The "Golden State Killer," also known as the "East Bay Rapist," committed over 50 rapes during his monstrous spree, breaking into homes and attacking women who were home alone, home with their kids or with their partners or parents - gripping California in a state of terror.
It's possible that DeAngelo became obsessed with rape after his sister's sexual assault, said Ann Wolbert Burgess, a psychiatric nursing professor at Boston College who studied the profiles of 36 convicted serial killers in the late 1970s and early 1980s with FBI agents in the Behavioral Science Unit.
"Of course that would be significant and could have set the nucleus of the fantasy," she told the website.
"What probably happened was that it was something that he kept on his mind."
But Paul Holes, a retired investigator who came up with the DNA family-tracing technique that helped nab DeAngelo, believes the suspected killer was driven by the breakup of his engagement to a woman in the 1960s.

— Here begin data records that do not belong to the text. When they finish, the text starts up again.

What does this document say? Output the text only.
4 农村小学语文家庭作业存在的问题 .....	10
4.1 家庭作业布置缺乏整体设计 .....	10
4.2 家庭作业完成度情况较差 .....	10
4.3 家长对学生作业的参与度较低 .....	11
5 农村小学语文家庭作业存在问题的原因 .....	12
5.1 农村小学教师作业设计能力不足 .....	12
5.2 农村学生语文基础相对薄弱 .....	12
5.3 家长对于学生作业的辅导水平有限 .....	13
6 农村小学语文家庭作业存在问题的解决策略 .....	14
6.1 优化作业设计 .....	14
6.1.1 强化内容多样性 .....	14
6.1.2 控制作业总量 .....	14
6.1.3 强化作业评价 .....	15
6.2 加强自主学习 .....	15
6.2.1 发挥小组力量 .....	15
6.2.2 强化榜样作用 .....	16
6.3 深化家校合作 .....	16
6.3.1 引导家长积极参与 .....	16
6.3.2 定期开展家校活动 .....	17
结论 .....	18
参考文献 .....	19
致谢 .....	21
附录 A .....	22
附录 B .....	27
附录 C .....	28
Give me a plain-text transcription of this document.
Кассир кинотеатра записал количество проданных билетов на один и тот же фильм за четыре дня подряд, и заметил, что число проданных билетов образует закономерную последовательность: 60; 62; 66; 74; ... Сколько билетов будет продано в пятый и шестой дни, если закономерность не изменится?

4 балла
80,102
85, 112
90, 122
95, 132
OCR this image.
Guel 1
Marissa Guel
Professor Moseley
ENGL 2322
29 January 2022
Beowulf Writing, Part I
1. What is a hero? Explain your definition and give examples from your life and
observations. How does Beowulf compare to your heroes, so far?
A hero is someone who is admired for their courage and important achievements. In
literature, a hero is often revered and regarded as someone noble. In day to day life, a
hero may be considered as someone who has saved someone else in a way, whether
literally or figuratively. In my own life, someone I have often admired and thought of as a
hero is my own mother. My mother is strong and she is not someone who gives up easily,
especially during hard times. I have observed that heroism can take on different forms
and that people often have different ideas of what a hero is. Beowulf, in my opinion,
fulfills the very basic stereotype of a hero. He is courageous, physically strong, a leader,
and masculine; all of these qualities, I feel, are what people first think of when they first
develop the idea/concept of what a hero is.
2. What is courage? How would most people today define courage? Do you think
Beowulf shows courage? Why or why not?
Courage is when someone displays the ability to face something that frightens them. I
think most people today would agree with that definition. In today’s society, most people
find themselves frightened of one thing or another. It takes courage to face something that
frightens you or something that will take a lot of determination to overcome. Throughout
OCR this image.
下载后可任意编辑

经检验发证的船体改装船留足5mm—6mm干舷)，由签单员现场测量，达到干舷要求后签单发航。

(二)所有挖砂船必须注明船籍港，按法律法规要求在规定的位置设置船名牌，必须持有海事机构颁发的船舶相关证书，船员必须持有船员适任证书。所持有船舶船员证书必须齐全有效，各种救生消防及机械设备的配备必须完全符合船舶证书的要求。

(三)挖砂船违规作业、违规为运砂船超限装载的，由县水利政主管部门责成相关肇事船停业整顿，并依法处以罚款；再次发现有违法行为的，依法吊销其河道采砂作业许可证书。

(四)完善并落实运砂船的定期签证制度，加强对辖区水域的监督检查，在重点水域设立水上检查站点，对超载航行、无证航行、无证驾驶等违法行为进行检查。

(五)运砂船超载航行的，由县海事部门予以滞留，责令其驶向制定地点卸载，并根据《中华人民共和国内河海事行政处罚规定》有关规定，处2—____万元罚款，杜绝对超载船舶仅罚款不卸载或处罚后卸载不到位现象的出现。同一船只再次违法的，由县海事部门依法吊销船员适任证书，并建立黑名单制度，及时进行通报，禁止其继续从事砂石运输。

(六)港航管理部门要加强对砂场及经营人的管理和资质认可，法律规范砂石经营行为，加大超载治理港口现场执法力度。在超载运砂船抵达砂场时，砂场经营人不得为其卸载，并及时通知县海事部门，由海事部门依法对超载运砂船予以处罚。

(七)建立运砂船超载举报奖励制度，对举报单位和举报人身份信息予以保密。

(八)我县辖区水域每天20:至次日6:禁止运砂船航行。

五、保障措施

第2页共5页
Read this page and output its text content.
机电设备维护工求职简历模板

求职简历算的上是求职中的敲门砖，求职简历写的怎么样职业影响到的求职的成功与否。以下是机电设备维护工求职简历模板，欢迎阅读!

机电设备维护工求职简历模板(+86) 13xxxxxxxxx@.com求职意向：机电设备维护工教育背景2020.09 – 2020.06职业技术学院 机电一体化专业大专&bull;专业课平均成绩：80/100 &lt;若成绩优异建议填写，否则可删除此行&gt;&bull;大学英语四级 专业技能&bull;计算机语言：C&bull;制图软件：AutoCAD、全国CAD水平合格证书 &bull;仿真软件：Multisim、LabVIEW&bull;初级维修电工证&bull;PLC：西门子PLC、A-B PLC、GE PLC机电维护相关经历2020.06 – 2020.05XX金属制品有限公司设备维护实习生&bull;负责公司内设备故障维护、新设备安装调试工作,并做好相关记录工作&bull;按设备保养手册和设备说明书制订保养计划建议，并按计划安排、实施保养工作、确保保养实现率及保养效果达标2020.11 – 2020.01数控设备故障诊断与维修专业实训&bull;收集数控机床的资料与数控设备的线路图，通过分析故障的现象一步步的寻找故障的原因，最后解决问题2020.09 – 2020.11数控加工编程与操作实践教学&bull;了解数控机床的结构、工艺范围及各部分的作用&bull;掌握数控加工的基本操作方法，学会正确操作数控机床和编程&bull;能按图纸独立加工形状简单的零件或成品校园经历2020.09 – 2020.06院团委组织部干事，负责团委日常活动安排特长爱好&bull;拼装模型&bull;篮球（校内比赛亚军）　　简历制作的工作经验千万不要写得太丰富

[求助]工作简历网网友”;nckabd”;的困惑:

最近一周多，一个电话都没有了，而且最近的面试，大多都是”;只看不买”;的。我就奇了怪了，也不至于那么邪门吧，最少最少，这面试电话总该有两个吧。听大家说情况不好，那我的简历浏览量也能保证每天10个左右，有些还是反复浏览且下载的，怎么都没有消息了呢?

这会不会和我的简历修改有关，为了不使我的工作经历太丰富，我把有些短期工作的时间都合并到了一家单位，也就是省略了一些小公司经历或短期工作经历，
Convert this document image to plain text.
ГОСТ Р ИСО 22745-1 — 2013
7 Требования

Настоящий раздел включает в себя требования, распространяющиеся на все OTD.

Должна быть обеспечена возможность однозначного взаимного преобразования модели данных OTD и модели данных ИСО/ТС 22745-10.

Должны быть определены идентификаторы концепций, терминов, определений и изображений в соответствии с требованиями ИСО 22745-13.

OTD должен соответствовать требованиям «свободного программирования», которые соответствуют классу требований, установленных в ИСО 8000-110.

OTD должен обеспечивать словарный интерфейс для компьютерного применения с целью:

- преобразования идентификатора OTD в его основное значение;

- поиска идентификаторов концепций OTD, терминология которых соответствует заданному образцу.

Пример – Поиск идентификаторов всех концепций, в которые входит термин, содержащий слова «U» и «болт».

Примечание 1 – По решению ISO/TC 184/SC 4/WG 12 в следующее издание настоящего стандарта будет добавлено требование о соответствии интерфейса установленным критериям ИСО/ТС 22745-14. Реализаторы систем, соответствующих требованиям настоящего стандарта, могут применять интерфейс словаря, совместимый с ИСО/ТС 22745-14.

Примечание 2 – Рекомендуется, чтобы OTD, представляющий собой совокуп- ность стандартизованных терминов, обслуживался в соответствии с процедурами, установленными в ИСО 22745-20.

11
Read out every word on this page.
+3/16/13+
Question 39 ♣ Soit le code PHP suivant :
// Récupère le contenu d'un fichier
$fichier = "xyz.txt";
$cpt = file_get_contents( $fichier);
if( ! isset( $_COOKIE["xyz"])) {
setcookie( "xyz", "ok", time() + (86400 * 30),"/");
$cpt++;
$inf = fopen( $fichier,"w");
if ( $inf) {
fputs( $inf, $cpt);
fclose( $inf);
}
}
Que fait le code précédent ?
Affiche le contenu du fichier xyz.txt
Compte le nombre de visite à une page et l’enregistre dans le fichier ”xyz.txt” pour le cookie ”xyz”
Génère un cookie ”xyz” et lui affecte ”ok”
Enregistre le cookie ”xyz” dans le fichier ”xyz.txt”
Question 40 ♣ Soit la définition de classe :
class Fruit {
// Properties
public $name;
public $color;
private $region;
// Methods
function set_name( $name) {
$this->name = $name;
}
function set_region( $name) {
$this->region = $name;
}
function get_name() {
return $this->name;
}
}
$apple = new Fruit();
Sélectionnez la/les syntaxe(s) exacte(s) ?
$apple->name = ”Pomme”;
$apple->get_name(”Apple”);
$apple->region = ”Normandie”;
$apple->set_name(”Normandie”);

Holes, a retired cold case investigator for the Contra Costa County District Attorney's Office who spent 24 years chasing the killer, now wonders whether Constance's sexual assault could have fuelled DeAngelo's alleged rape and murder spree.
"As more is found out about him and his childhood, we'll get a better sense on how witnessing something like that would have contributed to him developing into the guy he was," Holes told Buzzfeed News.
DeAngelo's dad, a US airman stationed in Germany, repeatedly beat his wife, Kathleen, who herself abused at least one of their three children, Ryland said.
According to Ryland, his mother and uncle were instructed by their parents never to mention what happened in the air base warehouse in Germany.
Constance's husband, Kenneth Ryland Sr, said his wife never told him she was raped as a child in their 26 years of marriage and that he only heard about the incident recently from their son and one of their daughters.
"I'm just trying to get my mind wrapped around it," he said.
Growing up, Jesse Ryland never suspected his uncle was violent or could be responsible for the 12 murders he is accused of committing.
But when he heard his uncle had been identified as the "Golden State Killer," everything made sense, he said.
"Joe was young and saw my mum get raped. It instantly clicked in my head," he said.
Although Ryland said his mother and DeAngelo were close, he didn't see his uncle very often growing up and hasn't seen him in about 10 years.
" almost wish I could go and see him and ask Joe about it if he remembers," Ryland said. But "It's probably not a good time for that," he admitted.